Friday, March 18, 2022

WE (HAND SIGN) 'HEART' RUSSIA
Rammstein Singer, ‘Matrix’ Producer Sign Pro-Russian, Anti-War Petition
Scott Roxborough 

A group of film, television and music industry figures, among them The Matrix: Resurrections producer Grant Hill, Oscar-winning director Stefan Ruzowitzky (The Counterfeiters) and Rammstein frontman Till Lindemann, have signed a petition condemning Vladimir Putin’s “war of aggression” in Ukraine and calling for an immediate end to the conflict.

What sets the petition, posted on Change.org Friday, apart from dozens of similar calls from industry players large and small since Russia’s invasion of Ukraine on Feb. 24, is the group’s deliberately pro-Russian and pro-Ukrainian stance.

“We love Russia and the people of Russia! And we love Ukraine and the people of Ukraine!” the petition begins.

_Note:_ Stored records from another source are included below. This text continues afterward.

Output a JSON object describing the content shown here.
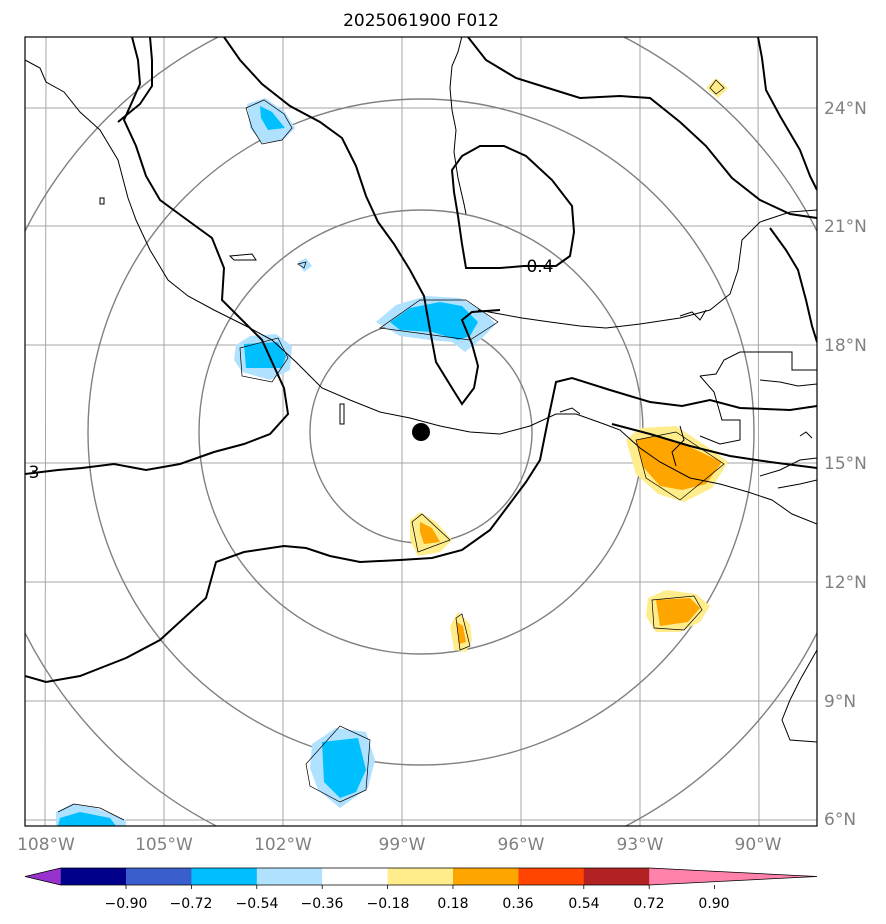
{
  "title": "2025061900 F012",
  "map": {
    "lon_labels": [
      "108°W",
      "105°W",
      "102°W",
      "99°W",
      "96°W",
      "93°W",
      "90°W"
    ],
    "lat_labels": [
      "24°N",
      "21°N",
      "18°N",
      "15°N",
      "12°N",
      "9°N",
      "6°N"
    ],
    "contour_labels": [
      "0.4",
      "3"
    ],
    "center_marker": "storm-center-dot",
    "range_rings": 4
  },
  "colorbar": {
    "ticks": [
      "−0.90",
      "−0.72",
      "−0.54",
      "−0.36",
      "−0.18",
      "0.18",
      "0.36",
      "0.54",
      "0.72",
      "0.90"
    ],
    "colors": [
      "#9932cc",
      "#00008b",
      "#3a5fcd",
      "#00bfff",
      "#b0e2ff",
      "#ffffff",
      "#ffec8b",
      "#ffa500",
      "#ff4500",
      "#b22222",
      "#ff82ab"
    ]
  },
  "colors": {
    "grid": "#a6a6a6",
    "rings": "#808080",
    "coast": "#000000"
  }
}
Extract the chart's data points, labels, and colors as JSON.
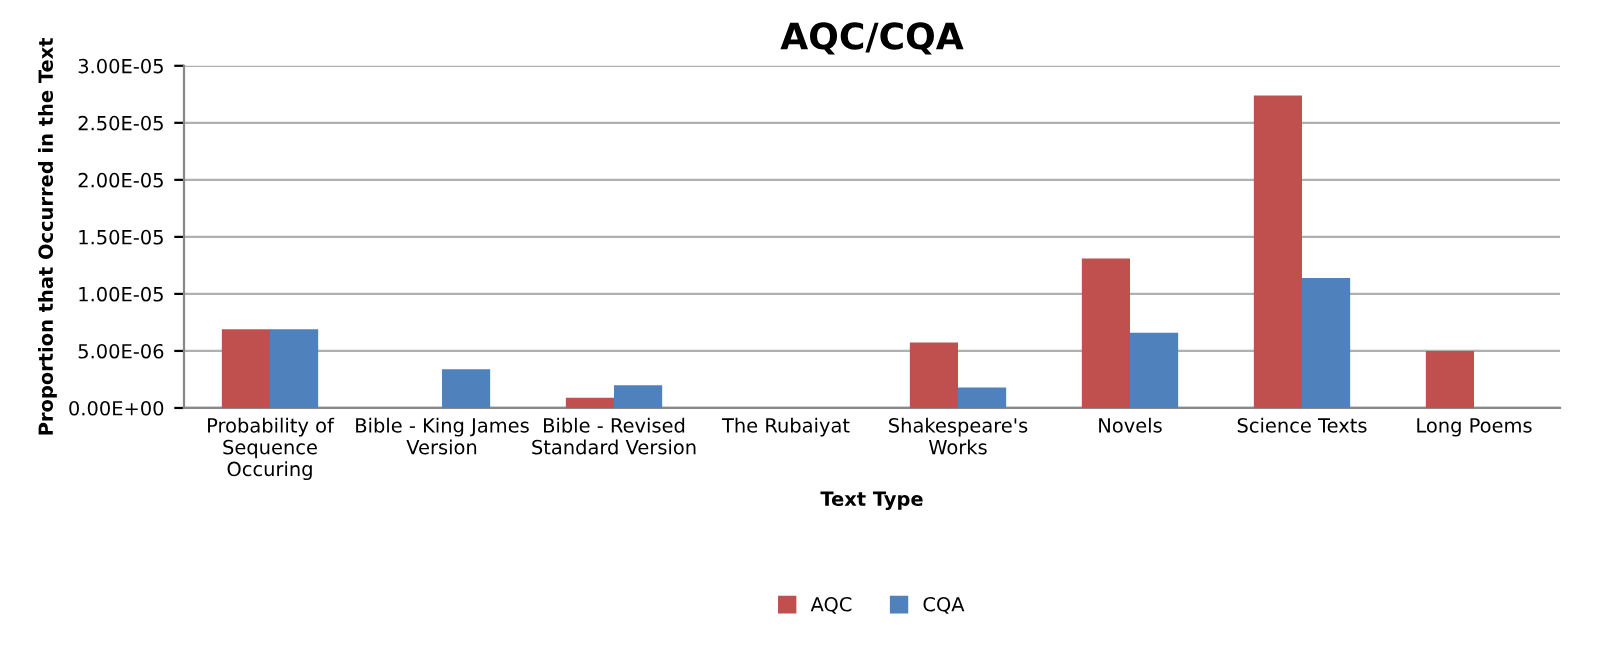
{
  "chart_data": {
    "type": "bar",
    "title": "AQC/CQA",
    "xlabel": "Text Type",
    "ylabel": "Proportion that Occurred in the Text",
    "categories": [
      "Probability of\nSequence\nOccuring",
      "Bible - King James\nVersion",
      "Bible - Revised\nStandard Version",
      "The Rubaiyat",
      "Shakespeare's\nWorks",
      "Novels",
      "Science Texts",
      "Long Poems"
    ],
    "series": [
      {
        "name": "AQC",
        "color": "#c0504d",
        "values": [
          6.9e-06,
          0,
          9e-07,
          0,
          5.75e-06,
          1.31e-05,
          2.74e-05,
          5e-06
        ]
      },
      {
        "name": "CQA",
        "color": "#4f81bd",
        "values": [
          6.9e-06,
          3.4e-06,
          2e-06,
          0,
          1.8e-06,
          6.6e-06,
          1.14e-05,
          0
        ]
      }
    ],
    "ylim": [
      0,
      3e-05
    ],
    "yticks": [
      {
        "value": 0,
        "label": "0.00E+00"
      },
      {
        "value": 5e-06,
        "label": "5.00E-06"
      },
      {
        "value": 1e-05,
        "label": "1.00E-05"
      },
      {
        "value": 1.5e-05,
        "label": "1.50E-05"
      },
      {
        "value": 2e-05,
        "label": "2.00E-05"
      },
      {
        "value": 2.5e-05,
        "label": "2.50E-05"
      },
      {
        "value": 3e-05,
        "label": "3.00E-05"
      }
    ],
    "grid": "y",
    "legend": "bottom"
  }
}
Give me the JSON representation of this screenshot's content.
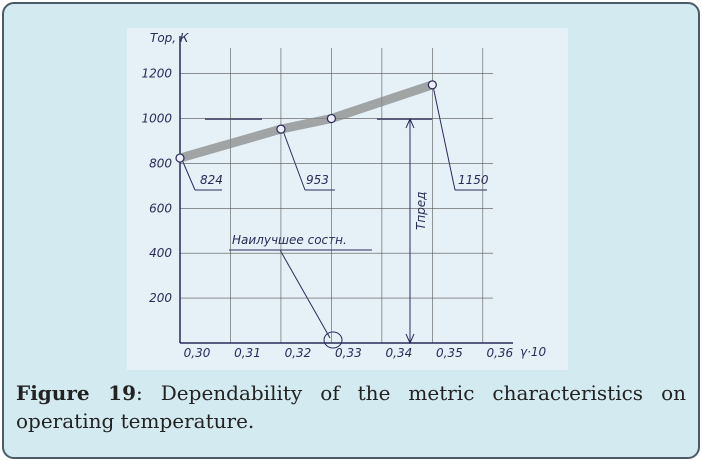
{
  "figure": {
    "label": "Figure 19",
    "caption": ": Dependability of the metric characteristics on operating temperature."
  },
  "chart_data": {
    "type": "line",
    "y_label": "Тор, К",
    "x_label": "γ·10",
    "x": [
      0.3,
      0.32,
      0.33,
      0.35
    ],
    "values": [
      824,
      953,
      1000,
      1150
    ],
    "color": "#8a8a8a",
    "xlim": [
      0.3,
      0.364
    ],
    "ylim": [
      0,
      1350
    ],
    "xticks": [
      {
        "value": 0.3,
        "label": "0,30"
      },
      {
        "value": 0.31,
        "label": "0,31"
      },
      {
        "value": 0.32,
        "label": "0,32"
      },
      {
        "value": 0.33,
        "label": "0,33"
      },
      {
        "value": 0.34,
        "label": "0,34"
      },
      {
        "value": 0.35,
        "label": "0,35"
      },
      {
        "value": 0.36,
        "label": "0,36"
      }
    ],
    "yticks": [
      200,
      400,
      600,
      800,
      1000,
      1200
    ],
    "grid": true,
    "annotations": [
      "824",
      "953",
      "1150",
      "Наилучшее состн.",
      "Тпред"
    ]
  }
}
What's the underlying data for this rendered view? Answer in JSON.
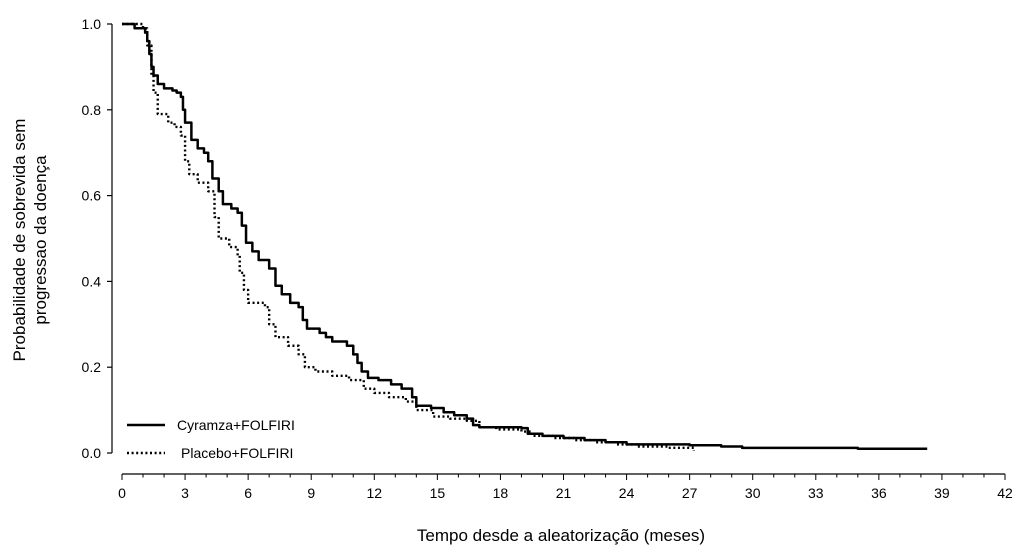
{
  "chart_data": {
    "type": "line",
    "title": "",
    "xlabel": "Tempo desde a aleatorização (meses)",
    "ylabel_lines": [
      "Probabilidade de sobrevida sem",
      "progressao da doença"
    ],
    "xlim": [
      0,
      42
    ],
    "ylim": [
      0,
      1
    ],
    "xticks": [
      0,
      3,
      6,
      9,
      12,
      15,
      18,
      21,
      24,
      27,
      30,
      33,
      36,
      39,
      42
    ],
    "yticks": [
      0.0,
      0.2,
      0.4,
      0.6,
      0.8,
      1.0
    ],
    "ytick_labels": [
      "0.0",
      "0.2",
      "0.4",
      "0.6",
      "0.8",
      "1.0"
    ],
    "grid": false,
    "legend_position": "bottom-left",
    "series": [
      {
        "name": "Cyramza+FOLFIRI",
        "style": "solid",
        "color": "#000000",
        "points": [
          [
            0,
            1.0
          ],
          [
            0.5,
            1.0
          ],
          [
            0.6,
            0.99
          ],
          [
            1.0,
            0.99
          ],
          [
            1.1,
            0.98
          ],
          [
            1.2,
            0.96
          ],
          [
            1.3,
            0.93
          ],
          [
            1.4,
            0.9
          ],
          [
            1.5,
            0.88
          ],
          [
            1.7,
            0.86
          ],
          [
            2.0,
            0.85
          ],
          [
            2.4,
            0.845
          ],
          [
            2.6,
            0.84
          ],
          [
            2.8,
            0.83
          ],
          [
            2.9,
            0.8
          ],
          [
            3.0,
            0.77
          ],
          [
            3.3,
            0.73
          ],
          [
            3.6,
            0.71
          ],
          [
            3.9,
            0.7
          ],
          [
            4.1,
            0.68
          ],
          [
            4.3,
            0.64
          ],
          [
            4.6,
            0.61
          ],
          [
            4.8,
            0.58
          ],
          [
            5.2,
            0.57
          ],
          [
            5.5,
            0.56
          ],
          [
            5.7,
            0.53
          ],
          [
            5.9,
            0.49
          ],
          [
            6.2,
            0.47
          ],
          [
            6.5,
            0.45
          ],
          [
            7.0,
            0.43
          ],
          [
            7.3,
            0.39
          ],
          [
            7.6,
            0.37
          ],
          [
            8.0,
            0.35
          ],
          [
            8.4,
            0.34
          ],
          [
            8.6,
            0.31
          ],
          [
            8.8,
            0.29
          ],
          [
            9.4,
            0.28
          ],
          [
            9.7,
            0.27
          ],
          [
            10.0,
            0.26
          ],
          [
            10.7,
            0.25
          ],
          [
            11.0,
            0.23
          ],
          [
            11.2,
            0.21
          ],
          [
            11.4,
            0.19
          ],
          [
            11.7,
            0.175
          ],
          [
            12.2,
            0.17
          ],
          [
            12.8,
            0.16
          ],
          [
            13.3,
            0.15
          ],
          [
            13.8,
            0.13
          ],
          [
            14.0,
            0.11
          ],
          [
            14.7,
            0.105
          ],
          [
            15.3,
            0.095
          ],
          [
            15.8,
            0.088
          ],
          [
            16.4,
            0.08
          ],
          [
            16.7,
            0.065
          ],
          [
            17.0,
            0.06
          ],
          [
            19.0,
            0.058
          ],
          [
            19.3,
            0.045
          ],
          [
            20.0,
            0.04
          ],
          [
            21.0,
            0.035
          ],
          [
            22.0,
            0.03
          ],
          [
            23.0,
            0.025
          ],
          [
            24.0,
            0.02
          ],
          [
            27.0,
            0.018
          ],
          [
            28.5,
            0.015
          ],
          [
            29.5,
            0.012
          ],
          [
            35.0,
            0.01
          ],
          [
            38.3,
            0.01
          ]
        ]
      },
      {
        "name": "Placebo+FOLFIRI",
        "style": "dotted",
        "color": "#000000",
        "points": [
          [
            0,
            1.0
          ],
          [
            0.5,
            1.0
          ],
          [
            1.0,
            0.99
          ],
          [
            1.2,
            0.95
          ],
          [
            1.4,
            0.88
          ],
          [
            1.5,
            0.84
          ],
          [
            1.7,
            0.79
          ],
          [
            2.2,
            0.77
          ],
          [
            2.5,
            0.76
          ],
          [
            2.8,
            0.74
          ],
          [
            3.0,
            0.68
          ],
          [
            3.2,
            0.65
          ],
          [
            3.6,
            0.63
          ],
          [
            4.1,
            0.61
          ],
          [
            4.4,
            0.55
          ],
          [
            4.6,
            0.5
          ],
          [
            5.1,
            0.48
          ],
          [
            5.5,
            0.46
          ],
          [
            5.6,
            0.42
          ],
          [
            5.8,
            0.38
          ],
          [
            6.0,
            0.35
          ],
          [
            6.8,
            0.34
          ],
          [
            7.0,
            0.3
          ],
          [
            7.3,
            0.27
          ],
          [
            7.9,
            0.25
          ],
          [
            8.4,
            0.23
          ],
          [
            8.7,
            0.2
          ],
          [
            9.2,
            0.19
          ],
          [
            10.0,
            0.18
          ],
          [
            10.8,
            0.17
          ],
          [
            11.5,
            0.15
          ],
          [
            12.0,
            0.14
          ],
          [
            12.7,
            0.13
          ],
          [
            13.5,
            0.12
          ],
          [
            14.0,
            0.1
          ],
          [
            14.8,
            0.085
          ],
          [
            15.6,
            0.08
          ],
          [
            16.4,
            0.075
          ],
          [
            17.0,
            0.06
          ],
          [
            17.8,
            0.055
          ],
          [
            19.0,
            0.05
          ],
          [
            19.5,
            0.04
          ],
          [
            20.5,
            0.035
          ],
          [
            21.5,
            0.03
          ],
          [
            22.5,
            0.025
          ],
          [
            23.5,
            0.02
          ],
          [
            24.5,
            0.015
          ],
          [
            26.0,
            0.012
          ],
          [
            27.2,
            0.005
          ]
        ]
      }
    ]
  }
}
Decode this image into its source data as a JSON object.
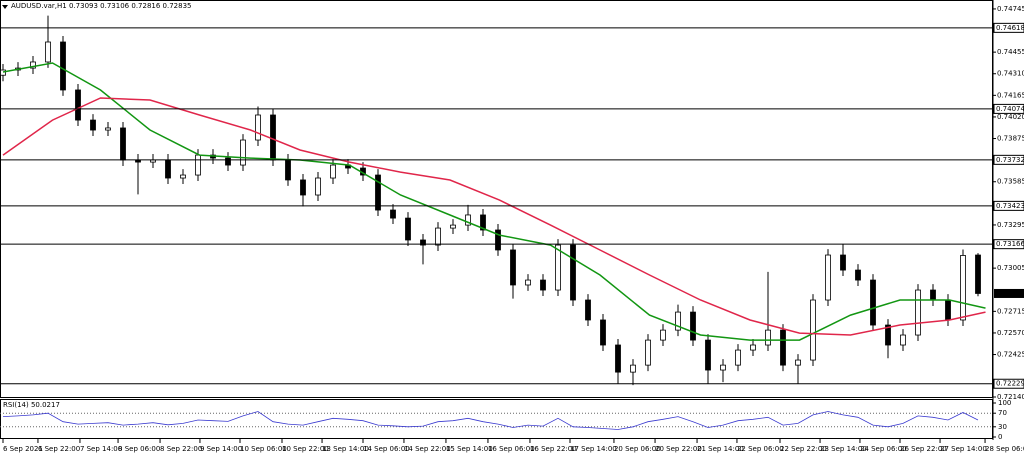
{
  "chart_data": {
    "type": "candlestick",
    "title": "AUDUSD.var,H1",
    "xlim": [
      -0.2,
      66
    ],
    "ylim": [
      0.7214,
      0.74805
    ],
    "yticks": [
      0.74745,
      0.74455,
      {
        "value": 0.7431,
        "label": "0.74310"
      },
      0.74165,
      {
        "value": 0.7402,
        "label": "0.74020"
      },
      0.73875,
      0.73585,
      0.73295,
      0.73005,
      0.72715,
      {
        "value": 0.7257,
        "label": "0.72570"
      },
      0.72425,
      {
        "value": 0.7214,
        "label": "0.72140"
      }
    ],
    "xticks": [
      {
        "value": 0,
        "label": "6 Sep 2021"
      },
      {
        "value": 2.33,
        "label": "6 Sep 22:00"
      },
      {
        "value": 5.13,
        "label": "7 Sep 14:00"
      },
      {
        "value": 7.67,
        "label": "8 Sep 06:00"
      },
      {
        "value": 10.47,
        "label": "8 Sep 22:00"
      },
      {
        "value": 13.13,
        "label": "9 Sep 14:00"
      },
      {
        "value": 15.8,
        "label": "10 Sep 06:00"
      },
      {
        "value": 18.6,
        "label": "10 Sep 22:00"
      },
      {
        "value": 21.27,
        "label": "13 Sep 14:00"
      },
      {
        "value": 24,
        "label": "14 Sep 06:00"
      },
      {
        "value": 26.73,
        "label": "14 Sep 22:00"
      },
      {
        "value": 29.53,
        "label": "15 Sep 14:00"
      },
      {
        "value": 32.33,
        "label": "16 Sep 06:00"
      },
      {
        "value": 35.13,
        "label": "16 Sep 22:00"
      },
      {
        "value": 37.8,
        "label": "17 Sep 14:00"
      },
      {
        "value": 40.73,
        "label": "20 Sep 06:00"
      },
      {
        "value": 43.47,
        "label": "20 Sep 22:00"
      },
      {
        "value": 46.27,
        "label": "21 Sep 14:00"
      },
      {
        "value": 48.93,
        "label": "22 Sep 06:00"
      },
      {
        "value": 51.8,
        "label": "22 Sep 22:00"
      },
      {
        "value": 54.47,
        "label": "23 Sep 14:00"
      },
      {
        "value": 57.13,
        "label": "24 Sep 06:00"
      },
      {
        "value": 59.8,
        "label": "26 Sep 22:00"
      },
      {
        "value": 62.47,
        "label": "27 Sep 14:00"
      },
      {
        "value": 65.47,
        "label": "28 Sep 06:00"
      }
    ],
    "open": [
      0.743,
      0.74335,
      0.74348,
      0.74389,
      0.74523,
      0.74201,
      0.73999,
      0.73932,
      0.73946,
      0.73731,
      0.73717,
      0.73731,
      0.7361,
      0.7363,
      0.73764,
      0.73744,
      0.73697,
      0.73865,
      0.74033,
      0.73731,
      0.73597,
      0.73496,
      0.7361,
      0.73697,
      0.73677,
      0.7363,
      0.73395,
      0.73341,
      0.73194,
      0.7316,
      0.73274,
      0.73294,
      0.73362,
      0.73261,
      0.73127,
      0.72892,
      0.72925,
      0.72858,
      0.7316,
      0.72791,
      0.72657,
      0.72489,
      0.72307,
      0.72354,
      0.72522,
      0.72589,
      0.7271,
      0.72522,
      0.72321,
      0.72354,
      0.72455,
      0.72489,
      0.72589,
      0.72354,
      0.72388,
      0.72791,
      0.73093,
      0.72992,
      0.72925,
      0.72623,
      0.72489,
      0.72556,
      0.72858,
      0.72791,
      0.72657,
      0.73093
    ],
    "high": [
      0.74375,
      0.74388,
      0.74429,
      0.747,
      0.74563,
      0.74241,
      0.74039,
      0.73986,
      0.73986,
      0.73771,
      0.73771,
      0.73771,
      0.7367,
      0.73804,
      0.73804,
      0.73784,
      0.73905,
      0.7409,
      0.74073,
      0.73771,
      0.73637,
      0.7365,
      0.73737,
      0.73737,
      0.73717,
      0.7367,
      0.73435,
      0.73381,
      0.73234,
      0.73314,
      0.73334,
      0.7343,
      0.73402,
      0.73301,
      0.73167,
      0.72965,
      0.72965,
      0.732,
      0.732,
      0.72831,
      0.72697,
      0.72529,
      0.72394,
      0.72562,
      0.72629,
      0.7276,
      0.7275,
      0.72562,
      0.72394,
      0.72495,
      0.72529,
      0.7298,
      0.72629,
      0.72428,
      0.72831,
      0.73133,
      0.73166,
      0.73032,
      0.72965,
      0.72663,
      0.72596,
      0.72898,
      0.72898,
      0.72831,
      0.7313,
      0.73106
    ],
    "low": [
      0.7426,
      0.74295,
      0.74308,
      0.74349,
      0.74161,
      0.73959,
      0.73892,
      0.73892,
      0.73691,
      0.735,
      0.73677,
      0.7357,
      0.7357,
      0.7359,
      0.73704,
      0.73657,
      0.73657,
      0.73825,
      0.73691,
      0.73557,
      0.7342,
      0.73456,
      0.7357,
      0.73637,
      0.7359,
      0.73355,
      0.73301,
      0.73154,
      0.7303,
      0.7312,
      0.73234,
      0.73254,
      0.73221,
      0.73087,
      0.728,
      0.72852,
      0.72818,
      0.72818,
      0.72751,
      0.72617,
      0.72449,
      0.72229,
      0.7222,
      0.72314,
      0.72482,
      0.72549,
      0.72482,
      0.72229,
      0.7224,
      0.72314,
      0.72415,
      0.72449,
      0.72314,
      0.72229,
      0.72348,
      0.72751,
      0.72952,
      0.72885,
      0.72583,
      0.724,
      0.72449,
      0.72516,
      0.72751,
      0.72617,
      0.72617,
      0.72816
    ],
    "close": [
      0.74335,
      0.74348,
      0.74389,
      0.74523,
      0.74201,
      0.73999,
      0.73932,
      0.73946,
      0.73731,
      0.73717,
      0.73731,
      0.7361,
      0.7363,
      0.73764,
      0.73744,
      0.73697,
      0.73865,
      0.74033,
      0.73731,
      0.73597,
      0.73496,
      0.7361,
      0.73697,
      0.73677,
      0.7363,
      0.73395,
      0.73341,
      0.73194,
      0.7316,
      0.73274,
      0.73294,
      0.73362,
      0.73261,
      0.73127,
      0.72892,
      0.72925,
      0.72858,
      0.7316,
      0.72791,
      0.72657,
      0.72489,
      0.72307,
      0.72354,
      0.72522,
      0.72589,
      0.7271,
      0.72522,
      0.72321,
      0.72354,
      0.72455,
      0.72489,
      0.72589,
      0.72354,
      0.72388,
      0.72791,
      0.73093,
      0.72992,
      0.72925,
      0.72623,
      0.72489,
      0.72556,
      0.72858,
      0.72791,
      0.72657,
      0.7309,
      0.72835
    ],
    "ma_x": [
      0,
      3.3,
      6.5,
      9.8,
      13.1,
      16.5,
      19.8,
      23.1,
      26.5,
      29.8,
      33.1,
      36.5,
      39.8,
      43.1,
      46.5,
      49.8,
      53.1,
      56.5,
      59.8,
      63.1,
      65.5
    ],
    "series": [
      {
        "color": "#129612",
        "values": [
          0.74322,
          0.74382,
          0.74201,
          0.73932,
          0.73764,
          0.73744,
          0.73731,
          0.73697,
          0.73496,
          0.73362,
          0.73227,
          0.7316,
          0.72959,
          0.7269,
          0.72556,
          0.72522,
          0.72522,
          0.7269,
          0.72791,
          0.72791,
          0.72737
        ]
      },
      {
        "color": "#e0264a",
        "values": [
          0.73764,
          0.73999,
          0.74147,
          0.74134,
          0.74033,
          0.73932,
          0.73798,
          0.73717,
          0.7365,
          0.73597,
          0.73462,
          0.73294,
          0.73127,
          0.72959,
          0.72791,
          0.72657,
          0.72569,
          0.72556,
          0.72623,
          0.72657,
          0.7271
        ]
      }
    ],
    "levels": [
      0.74618,
      0.74074,
      0.73732,
      0.73423,
      0.73166,
      0.72229
    ],
    "current_price": 0.72835,
    "rsi": {
      "title": "RSI(14) 50.0217",
      "color": "#3a3ad0",
      "ylim": [
        0,
        100
      ],
      "yticks": [
        100,
        70,
        30,
        0
      ],
      "levels": [
        70,
        30
      ],
      "values": [
        60,
        62,
        65,
        70,
        45,
        38,
        40,
        42,
        35,
        38,
        42,
        36,
        40,
        50,
        48,
        46,
        62,
        75,
        45,
        38,
        35,
        45,
        55,
        52,
        48,
        35,
        33,
        30,
        32,
        45,
        48,
        55,
        45,
        38,
        28,
        35,
        32,
        55,
        30,
        28,
        25,
        22,
        30,
        45,
        52,
        60,
        45,
        28,
        35,
        48,
        52,
        58,
        35,
        40,
        65,
        75,
        65,
        58,
        35,
        30,
        40,
        62,
        58,
        50,
        72,
        50.0217
      ]
    }
  }
}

The group says it stands behind the people of Ukraine “who are defending their independence and young democracy” but also pays tribute to “everyone in Russia who has the courage to protest against the war” in the face of the Russian government’s brutal crackdown on dissent within the country.

Since the start of the war, there has been a call among many in the international film and television industry to broadly sanction both Russia and Russian artists. In addition to a broad entertainment economy boycott — virtually every major film and TV company, including all the studios, Netflix, the BBC, ITV and others, have paused or stopped doing business in or with Russia — several industry bodies, including the European Film Academy, the Polish Film Institute and every official film organization in Ukraine, have demanded an all-out ban on Russian cinema.

Among the initial signatories to the petition are DDA agency founder Dennis Davidson, German actors Anna Loos (The Weissensee Saga) and Jan Josef Liefers (Tatort), the French-Polish actress Elisabeth Duda (La Belle Époque), Cloud Atlas producer Alexander van Dülmen and Austrian actress Susanne Wuest (Goodnight Mommy).

Europe’s major film festivals have taken a middle road. Cannes has barred the presence of any Russian government delegations at its festival but said it will not boycott movies by Russian directors. Berlin on Wednesday took a similar stance, saying it will ban official Russian state institutions and delegations as well as “supporting actors of the regime” from participating in the Berlinale “as long as the Russian government is waging this cruel war against Ukraine,” but drawing the line at banning Russian filmmakers, saying to do so would “suppress many critical voices” of the Putin government.